Потребность такого «заземления» особенно ощутима в заключительном разделе «Социалистическая культура и восприятие литературы» (его авторы – Д. Клихе, Д. Шленштедт, Р. Ленцер), где не всегда четко разграничивается социологическая, психологическая, эстетическая и литературоведческая проблематика в анализе чтения и потребностей в чтении. Вместе с тем раздел этот очень важен в композиции книги: в нем, в частности, впервые вводится в теорию восприятия понятие партийности как «внутренней эстетической категории литературы». Очень плодотворным, по нашему мнению, является развернутое здесь истолкование общественной роли литературы в трех взаимосвязанных друг с другом направлениях: литература есть общество, литература как общество, литература в обществе (стр. 268).

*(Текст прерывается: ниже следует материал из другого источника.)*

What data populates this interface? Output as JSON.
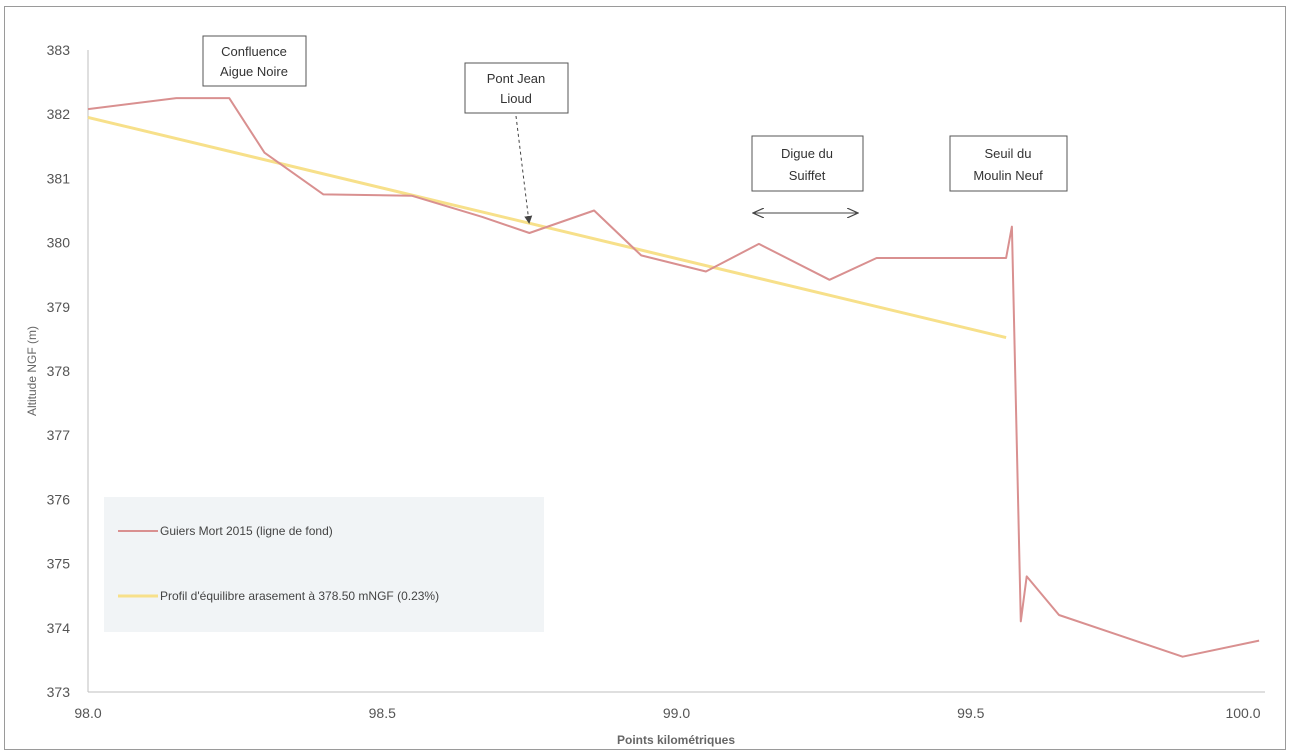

В новых аспектах раскрывается авторами заключительного раздела проходящий через всю книгу тезис об особом «языковом» существовании литературы и принципиальной незаменимости чтения на фоне бурно развивающихся аудиовизуальных форм массовой коммуникации. К подчеркнутому в книге продуктивному началу, заложенному в «различии искусств, различии способов изображения и восприятия» (стр. 262), стоит только добавить не меньшую важность осознания специфики искусства вообще и в связи с этим развития общего художественного уровня, общей культуры. В этом смысле истинно высокий уровень любого искусства не «порабощает» воспринимающих, а, наоборот, обращает их и к другому виду искусства; так что для литературного восприятия опасны не телевидение и кино вообще, а плохие теле- и кинопроизведения, развивающие потребительское отношение к искусству.

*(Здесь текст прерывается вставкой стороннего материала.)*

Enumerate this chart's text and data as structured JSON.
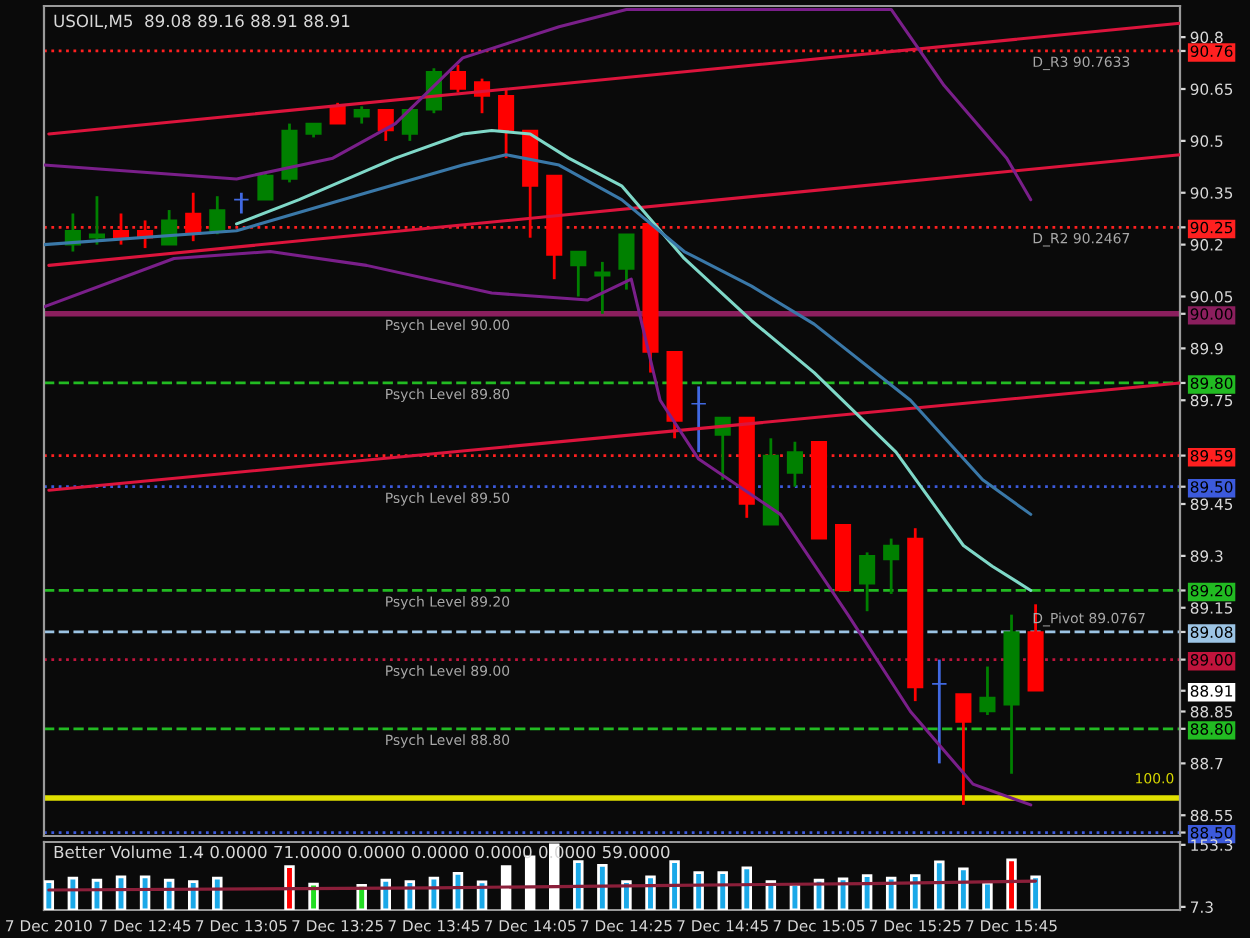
{
  "chart_data": [
    {
      "type": "candlestick",
      "title": "USOIL,M5  89.08 89.16 88.91 88.91",
      "x": [
        "2010-12-07T12:30",
        "2010-12-07T12:35",
        "2010-12-07T12:40",
        "2010-12-07T12:45",
        "2010-12-07T12:50",
        "2010-12-07T12:55",
        "2010-12-07T13:00",
        "2010-12-07T13:05",
        "2010-12-07T13:10",
        "2010-12-07T13:15",
        "2010-12-07T13:20",
        "2010-12-07T13:25",
        "2010-12-07T13:30",
        "2010-12-07T13:35",
        "2010-12-07T13:40",
        "2010-12-07T13:45",
        "2010-12-07T13:50",
        "2010-12-07T13:55",
        "2010-12-07T14:00",
        "2010-12-07T14:05",
        "2010-12-07T14:10",
        "2010-12-07T14:15",
        "2010-12-07T14:20",
        "2010-12-07T14:25",
        "2010-12-07T14:30",
        "2010-12-07T14:35",
        "2010-12-07T14:40",
        "2010-12-07T14:45",
        "2010-12-07T14:50",
        "2010-12-07T14:55",
        "2010-12-07T15:00",
        "2010-12-07T15:05",
        "2010-12-07T15:10",
        "2010-12-07T15:15",
        "2010-12-07T15:20",
        "2010-12-07T15:25",
        "2010-12-07T15:30",
        "2010-12-07T15:35",
        "2010-12-07T15:40",
        "2010-12-07T15:45",
        "2010-12-07T15:50"
      ],
      "ohlc": [
        [
          90.2,
          90.29,
          90.18,
          90.24
        ],
        [
          90.22,
          90.34,
          90.2,
          90.23
        ],
        [
          90.24,
          90.29,
          90.2,
          90.22
        ],
        [
          90.24,
          90.27,
          90.19,
          90.22
        ],
        [
          90.2,
          90.3,
          90.2,
          90.27
        ],
        [
          90.29,
          90.35,
          90.21,
          90.23
        ],
        [
          90.24,
          90.34,
          90.23,
          90.3
        ],
        [
          90.33,
          90.35,
          90.29,
          90.33
        ],
        [
          90.33,
          90.41,
          90.33,
          90.4
        ],
        [
          90.39,
          90.55,
          90.38,
          90.53
        ],
        [
          90.52,
          90.55,
          90.51,
          90.55
        ],
        [
          90.6,
          90.61,
          90.55,
          90.55
        ],
        [
          90.57,
          90.6,
          90.55,
          90.59
        ],
        [
          90.59,
          90.59,
          90.5,
          90.53
        ],
        [
          90.52,
          90.59,
          90.5,
          90.59
        ],
        [
          90.59,
          90.71,
          90.58,
          90.7
        ],
        [
          90.7,
          90.72,
          90.64,
          90.65
        ],
        [
          90.67,
          90.68,
          90.58,
          90.63
        ],
        [
          90.63,
          90.65,
          90.45,
          90.53
        ],
        [
          90.53,
          90.53,
          90.22,
          90.37
        ],
        [
          90.4,
          90.4,
          90.1,
          90.17
        ],
        [
          90.14,
          90.18,
          90.05,
          90.18
        ],
        [
          90.11,
          90.15,
          90.0,
          90.12
        ],
        [
          90.13,
          90.23,
          90.07,
          90.23
        ],
        [
          90.26,
          90.26,
          89.83,
          89.89
        ],
        [
          89.89,
          89.89,
          89.64,
          89.69
        ],
        [
          89.74,
          89.79,
          89.6,
          89.74
        ],
        [
          89.65,
          89.7,
          89.52,
          89.7
        ],
        [
          89.7,
          89.7,
          89.41,
          89.45
        ],
        [
          89.39,
          89.64,
          89.39,
          89.59
        ],
        [
          89.54,
          89.63,
          89.5,
          89.6
        ],
        [
          89.63,
          89.63,
          89.35,
          89.35
        ],
        [
          89.39,
          89.39,
          89.2,
          89.2
        ],
        [
          89.22,
          89.31,
          89.14,
          89.3
        ],
        [
          89.29,
          89.35,
          89.19,
          89.33
        ],
        [
          89.35,
          89.38,
          88.88,
          88.92
        ],
        [
          88.93,
          89.0,
          88.7,
          88.93
        ],
        [
          88.9,
          88.9,
          88.58,
          88.82
        ],
        [
          88.85,
          88.98,
          88.84,
          88.89
        ],
        [
          88.87,
          89.13,
          88.67,
          89.08
        ],
        [
          89.08,
          89.16,
          88.91,
          88.91
        ]
      ],
      "colors": [
        "#008000",
        "#008000",
        "#ff0000",
        "#ff0000",
        "#008000",
        "#ff0000",
        "#008000",
        "#4169e1",
        "#008000",
        "#008000",
        "#008000",
        "#ff0000",
        "#008000",
        "#ff0000",
        "#008000",
        "#008000",
        "#ff0000",
        "#ff0000",
        "#ff0000",
        "#ff0000",
        "#ff0000",
        "#008000",
        "#008000",
        "#008000",
        "#ff0000",
        "#ff0000",
        "#4169e1",
        "#008000",
        "#ff0000",
        "#008000",
        "#008000",
        "#ff0000",
        "#ff0000",
        "#008000",
        "#008000",
        "#ff0000",
        "#4169e1",
        "#ff0000",
        "#008000",
        "#008000",
        "#ff0000"
      ],
      "series": [
        {
          "type": "line",
          "color": "#dc143c",
          "x": [
            "2010-12-07T12:25",
            "2010-12-07T16:20"
          ],
          "values": [
            90.52,
            90.84
          ]
        },
        {
          "type": "line",
          "color": "#dc143c",
          "x": [
            "2010-12-07T12:25",
            "2010-12-07T16:20"
          ],
          "values": [
            90.14,
            90.46
          ]
        },
        {
          "type": "line",
          "color": "#dc143c",
          "x": [
            "2010-12-07T12:25",
            "2010-12-07T16:20"
          ],
          "values": [
            89.49,
            89.8
          ]
        },
        {
          "type": "line",
          "color": "#7fd8c8",
          "x": [
            "2010-12-07T13:04",
            "2010-12-07T13:17",
            "2010-12-07T13:37",
            "2010-12-07T13:51",
            "2010-12-07T13:57",
            "2010-12-07T14:05",
            "2010-12-07T14:13",
            "2010-12-07T14:24",
            "2010-12-07T14:37",
            "2010-12-07T14:51",
            "2010-12-07T15:04",
            "2010-12-07T15:21",
            "2010-12-07T15:35",
            "2010-12-07T15:41",
            "2010-12-07T15:49"
          ],
          "values": [
            90.26,
            90.33,
            90.45,
            90.52,
            90.53,
            90.52,
            90.45,
            90.37,
            90.16,
            89.98,
            89.83,
            89.6,
            89.33,
            89.27,
            89.2
          ]
        },
        {
          "type": "line",
          "color": "#3a78a8",
          "x": [
            "2010-12-07T12:24",
            "2010-12-07T13:04",
            "2010-12-07T13:31",
            "2010-12-07T13:51",
            "2010-12-07T14:00",
            "2010-12-07T14:11",
            "2010-12-07T14:24",
            "2010-12-07T14:37",
            "2010-12-07T14:51",
            "2010-12-07T15:04",
            "2010-12-07T15:24",
            "2010-12-07T15:39",
            "2010-12-07T15:49"
          ],
          "values": [
            90.2,
            90.24,
            90.35,
            90.43,
            90.46,
            90.43,
            90.33,
            90.18,
            90.08,
            89.97,
            89.75,
            89.52,
            89.42
          ]
        },
        {
          "type": "line",
          "color": "#7a1f8a",
          "x": [
            "2010-12-07T12:24",
            "2010-12-07T13:04",
            "2010-12-07T13:24",
            "2010-12-07T13:37",
            "2010-12-07T13:51",
            "2010-12-07T14:11",
            "2010-12-07T14:25",
            "2010-12-07T14:50",
            "2010-12-07T15:20",
            "2010-12-07T15:31",
            "2010-12-07T15:44",
            "2010-12-07T15:49"
          ],
          "values": [
            90.43,
            90.39,
            90.45,
            90.55,
            90.74,
            90.83,
            90.88,
            null,
            90.88,
            90.66,
            90.45,
            90.33
          ]
        },
        {
          "type": "line",
          "color": "#7a1f8a",
          "x": [
            "2010-12-07T12:24",
            "2010-12-07T12:51",
            "2010-12-07T13:11",
            "2010-12-07T13:31",
            "2010-12-07T13:57",
            "2010-12-07T14:17",
            "2010-12-07T14:26",
            "2010-12-07T14:32",
            "2010-12-07T14:40",
            "2010-12-07T14:57",
            "2010-12-07T15:11",
            "2010-12-07T15:24",
            "2010-12-07T15:37",
            "2010-12-07T15:49"
          ],
          "values": [
            90.02,
            90.16,
            90.18,
            90.14,
            90.06,
            90.04,
            90.1,
            89.75,
            89.58,
            89.42,
            89.13,
            88.85,
            88.64,
            88.58
          ]
        }
      ],
      "ref_lines": [
        {
          "axis": "y",
          "value": 90.76,
          "label": "D_R3 90.7633",
          "color": "#ff2020",
          "line_style": "dotted"
        },
        {
          "axis": "y",
          "value": 90.25,
          "label": "D_R2 90.2467",
          "color": "#ff2020",
          "line_style": "dotted"
        },
        {
          "axis": "y",
          "value": 90.0,
          "label": "Psych Level 90.00",
          "color": "#8b1f5e",
          "line_style": "solid"
        },
        {
          "axis": "y",
          "value": 89.8,
          "label": "Psych Level 89.80",
          "color": "#22bb22",
          "line_style": "dashed"
        },
        {
          "axis": "y",
          "value": 89.59,
          "color": "#ff2020",
          "line_style": "dotted"
        },
        {
          "axis": "y",
          "value": 89.5,
          "label": "Psych Level 89.50",
          "color": "#3c5adc",
          "line_style": "dotted"
        },
        {
          "axis": "y",
          "value": 89.2,
          "label": "Psych Level 89.20",
          "color": "#22bb22",
          "line_style": "dashed"
        },
        {
          "axis": "y",
          "value": 89.08,
          "label": "D_Pivot 89.0767",
          "color": "#9cc4e4",
          "line_style": "dashed"
        },
        {
          "axis": "y",
          "value": 89.0,
          "label": "Psych Level 89.00",
          "color": "#c0143c",
          "line_style": "dotted"
        },
        {
          "axis": "y",
          "value": 88.8,
          "label": "Psych Level 88.80",
          "color": "#22bb22",
          "line_style": "dashed"
        },
        {
          "axis": "y",
          "value": 88.6,
          "color": "#e0e000",
          "line_style": "solid"
        },
        {
          "axis": "y",
          "value": 88.5,
          "color": "#3c5adc",
          "line_style": "dotted"
        }
      ],
      "annotations": [
        "100.0"
      ],
      "xlim": [
        "2010-12-07T12:24",
        "2010-12-07T16:20"
      ],
      "ylim": [
        88.49,
        90.89
      ],
      "yticks": [
        90.8,
        {
          "value": 90.76,
          "label": "90.76"
        },
        90.65,
        90.5,
        90.35,
        {
          "value": 90.25,
          "label": "90.25"
        },
        90.2,
        90.05,
        {
          "value": 90.0,
          "label": "90.00"
        },
        89.9,
        {
          "value": 89.8,
          "label": "89.80"
        },
        89.75,
        {
          "value": 89.59,
          "label": "89.59"
        },
        {
          "value": 89.5,
          "label": "89.50"
        },
        89.45,
        89.3,
        {
          "value": 89.2,
          "label": "89.20"
        },
        89.15,
        {
          "value": 89.08,
          "label": "89.08"
        },
        {
          "value": 89.0,
          "label": "89.00"
        },
        {
          "value": 88.91,
          "label": "88.91"
        },
        88.85,
        {
          "value": 88.8,
          "label": "88.80"
        },
        88.7,
        88.55,
        {
          "value": 88.5,
          "label": "88.50"
        }
      ],
      "tick_labels": "y",
      "grid": false,
      "legend": false
    },
    {
      "type": "bar",
      "title": "Better Volume 1.4 0.0000 71.0000 0.0000 0.0000 0.0000 0.0000 59.0000",
      "series": [
        {
          "type": "bar",
          "x": [
            "2010-12-07T12:25",
            "2010-12-07T12:30",
            "2010-12-07T12:35",
            "2010-12-07T12:40",
            "2010-12-07T12:45",
            "2010-12-07T12:50",
            "2010-12-07T12:55",
            "2010-12-07T13:00",
            "2010-12-07T13:05",
            "2010-12-07T13:10",
            "2010-12-07T13:15",
            "2010-12-07T13:20",
            "2010-12-07T13:25",
            "2010-12-07T13:30",
            "2010-12-07T13:35",
            "2010-12-07T13:40",
            "2010-12-07T13:45",
            "2010-12-07T13:50",
            "2010-12-07T13:55",
            "2010-12-07T14:00",
            "2010-12-07T14:05",
            "2010-12-07T14:10",
            "2010-12-07T14:15",
            "2010-12-07T14:20",
            "2010-12-07T14:25",
            "2010-12-07T14:30",
            "2010-12-07T14:35",
            "2010-12-07T14:40",
            "2010-12-07T14:45",
            "2010-12-07T14:50",
            "2010-12-07T14:55",
            "2010-12-07T15:00",
            "2010-12-07T15:05",
            "2010-12-07T15:10",
            "2010-12-07T15:15",
            "2010-12-07T15:20",
            "2010-12-07T15:25",
            "2010-12-07T15:30",
            "2010-12-07T15:35",
            "2010-12-07T15:40",
            "2010-12-07T15:45",
            "2010-12-07T15:50"
          ],
          "values": [
            67,
            75,
            70,
            78,
            78,
            70,
            67,
            75,
            null,
            null,
            102,
            61,
            null,
            58,
            70,
            67,
            75,
            86,
            66,
            102,
            125,
            153,
            114,
            105,
            67,
            78,
            114,
            88,
            88,
            99,
            67,
            60,
            70,
            73,
            81,
            75,
            81,
            113,
            97,
            63,
            118,
            78
          ],
          "colors": [
            "#1aa8e8",
            "#1aa8e8",
            "#1aa8e8",
            "#1aa8e8",
            "#1aa8e8",
            "#1aa8e8",
            "#1aa8e8",
            "#1aa8e8",
            "#1aa8e8",
            "#1aa8e8",
            "#ff0000",
            "#22dd22",
            "#1aa8e8",
            "#22dd22",
            "#1aa8e8",
            "#1aa8e8",
            "#1aa8e8",
            "#1aa8e8",
            "#1aa8e8",
            "#ffffff",
            "#ffffff",
            "#ffffff",
            "#1aa8e8",
            "#1aa8e8",
            "#1aa8e8",
            "#1aa8e8",
            "#1aa8e8",
            "#1aa8e8",
            "#1aa8e8",
            "#1aa8e8",
            "#1aa8e8",
            "#1aa8e8",
            "#1aa8e8",
            "#1aa8e8",
            "#1aa8e8",
            "#1aa8e8",
            "#1aa8e8",
            "#1aa8e8",
            "#1aa8e8",
            "#1aa8e8",
            "#ff0000",
            "#1aa8e8"
          ]
        },
        {
          "type": "line",
          "color": "#8b1f3a",
          "x": [
            "2010-12-07T12:25",
            "2010-12-07T13:45",
            "2010-12-07T14:35",
            "2010-12-07T15:15",
            "2010-12-07T15:50"
          ],
          "values": [
            47,
            52,
            58,
            62,
            68
          ]
        }
      ],
      "xlim": [
        "2010-12-07T12:24",
        "2010-12-07T16:20"
      ],
      "xticks": [
        {
          "value": "2010-12-07T12:25",
          "label": "7 Dec 2010"
        },
        {
          "value": "2010-12-07T12:45",
          "label": "7 Dec 12:45"
        },
        {
          "value": "2010-12-07T13:05",
          "label": "7 Dec 13:05"
        },
        {
          "value": "2010-12-07T13:25",
          "label": "7 Dec 13:25"
        },
        {
          "value": "2010-12-07T13:45",
          "label": "7 Dec 13:45"
        },
        {
          "value": "2010-12-07T14:05",
          "label": "7 Dec 14:05"
        },
        {
          "value": "2010-12-07T14:25",
          "label": "7 Dec 14:25"
        },
        {
          "value": "2010-12-07T14:45",
          "label": "7 Dec 14:45"
        },
        {
          "value": "2010-12-07T15:05",
          "label": "7 Dec 15:05"
        },
        {
          "value": "2010-12-07T15:25",
          "label": "7 Dec 15:25"
        },
        {
          "value": "2010-12-07T15:45",
          "label": "7 Dec 15:45"
        }
      ],
      "ylim": [
        0,
        160
      ],
      "yticks": [
        153.3,
        7.3
      ],
      "grid": false,
      "legend": false
    }
  ]
}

Остроактуальная и многопроблемная работа теоретиков литературы ГДР углубляет, таким образом, наше традиционное понимание общественной роли литературы, ее важнейшей человекотворческой функции. Авторами многократно подчеркивается как неотделимость истории от конкретной деятельности конкретного человека, так и неотделимость человека от истории, внутренне в нем пребывающей, и все эти связи концентрируются в «главной функциональной задаче» литературы: «гуманизации истории, которая, будучи пересаженной в сознание «конкретного субъекта», становится его глубоко прочувствованным, внутренним достоянием, и гуманизации самого «конкретного субъекта», чей внутренний мир, пересаженный в литературу, выносится тем самым в мир внешний и становится, таким образом, достоянием истории» (стр. 54). Рецензируемый коллективный труд, безусловно, способствует и более ясному теоретическому осознанию, и более успешному практическому решению этой очень важной задачи.